Musik mengalun pelan, menggema di antara cahaya temaram klub eksklusif itu. Aroma bourbon, parfum mahal, dan gairah yang mengendap di udara bercampur menjadi satu. Di sudut ruangan, Elena duduk dengan kaki bersilang, menyesap minumannya perlahan. Gaun satin merah yang ia kenakan membelai kulitnya setiap kali ia bergerak, meninggalkan sensasi yang sama seperti tatapan pria yang sejak tadi mengawasinya dari kejauhan.
Adrian.
Ia duduk di seberang ruangan, satu tangan memegang gelas whisky, sementara matanya—gelap, tajam, dan penuh bahaya—tertuju padanya tanpa berkedip. Setelan hitamnya tampak sempurna membingkai tubuhnya yang tegap, namun Elena tahu betul, di balik kemeja mahal itu ada ketegangan yang meletup-letup.
Ia menikmati bagaimana pria itu mencoba mengendalikan dirinya.

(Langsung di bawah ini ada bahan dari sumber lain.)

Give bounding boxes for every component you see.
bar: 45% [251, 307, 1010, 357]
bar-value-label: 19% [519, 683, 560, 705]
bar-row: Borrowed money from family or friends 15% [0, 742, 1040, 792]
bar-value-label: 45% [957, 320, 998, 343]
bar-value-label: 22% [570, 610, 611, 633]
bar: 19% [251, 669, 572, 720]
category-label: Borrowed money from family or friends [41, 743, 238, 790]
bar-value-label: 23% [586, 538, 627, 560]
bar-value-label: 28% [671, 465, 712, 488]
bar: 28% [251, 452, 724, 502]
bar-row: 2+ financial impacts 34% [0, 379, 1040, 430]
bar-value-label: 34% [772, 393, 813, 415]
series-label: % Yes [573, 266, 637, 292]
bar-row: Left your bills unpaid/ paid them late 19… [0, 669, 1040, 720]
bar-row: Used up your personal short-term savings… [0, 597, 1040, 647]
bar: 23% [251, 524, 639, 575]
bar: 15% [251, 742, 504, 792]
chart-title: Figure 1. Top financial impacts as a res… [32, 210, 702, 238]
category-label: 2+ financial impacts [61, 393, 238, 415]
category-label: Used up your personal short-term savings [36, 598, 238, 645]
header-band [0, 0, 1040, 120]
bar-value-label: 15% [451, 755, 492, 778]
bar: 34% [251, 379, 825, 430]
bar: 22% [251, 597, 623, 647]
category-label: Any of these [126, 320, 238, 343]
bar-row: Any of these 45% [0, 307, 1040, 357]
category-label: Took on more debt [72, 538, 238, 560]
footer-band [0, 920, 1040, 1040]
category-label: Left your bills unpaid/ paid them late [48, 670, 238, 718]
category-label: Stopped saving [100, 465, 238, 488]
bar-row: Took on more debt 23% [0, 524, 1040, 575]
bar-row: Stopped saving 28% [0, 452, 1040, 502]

Namun Adrian bukan tipe pria yang diam terlalu lama.
Dalam sekejap, ia bangkit, berjalan perlahan menuju Elena. Orang-orang di sekitar mereka mungkin tidak menyadari intensitas yang melingkupi keduanya, tetapi bagi Elena, udara di ruangan ini terasa lebih panas, lebih berat—seperti badai yang menunggu untuk dilepaskan.
Ketika Adrian akhirnya berdiri di hadapannya, ia menunduk sedikit, mendekat hingga Elena bisa merasakan napasnya yang hangat di kulitnya.
"Kau seharusnya tidak ada di sini," suaranya rendah, hampir seperti geraman.
Elena tersenyum kecil, mengangkat alisnya. "Dan sejak kapan kau menentukan di mana aku seharusnya berada?"
Mata Adrian menggelap. "Sejak kau memutuskan untuk bermain-main denganku."
Elena menatapnya penuh tantangan. "Siapa bilang aku hanya bermain?"
Sejenak, kesunyian menggantung di antara mereka. Ketegangan itu hampir tak tertahankan, seperti seutas tali yang ditarik terlalu kencang dan siap putus kapan saja.
Lalu Adrian bergerak.
Tiba-tiba, tangannya mencengkeram pinggang Elena, menariknya berdiri. Jantung Elena berdetak cepat, tetapi ia tidak menolak. Sebaliknya, ia membiarkan dirinya terseret ke lorong sempit di belakang klub, di mana dunia luar seakan menghilang dan hanya ada mereka berdua.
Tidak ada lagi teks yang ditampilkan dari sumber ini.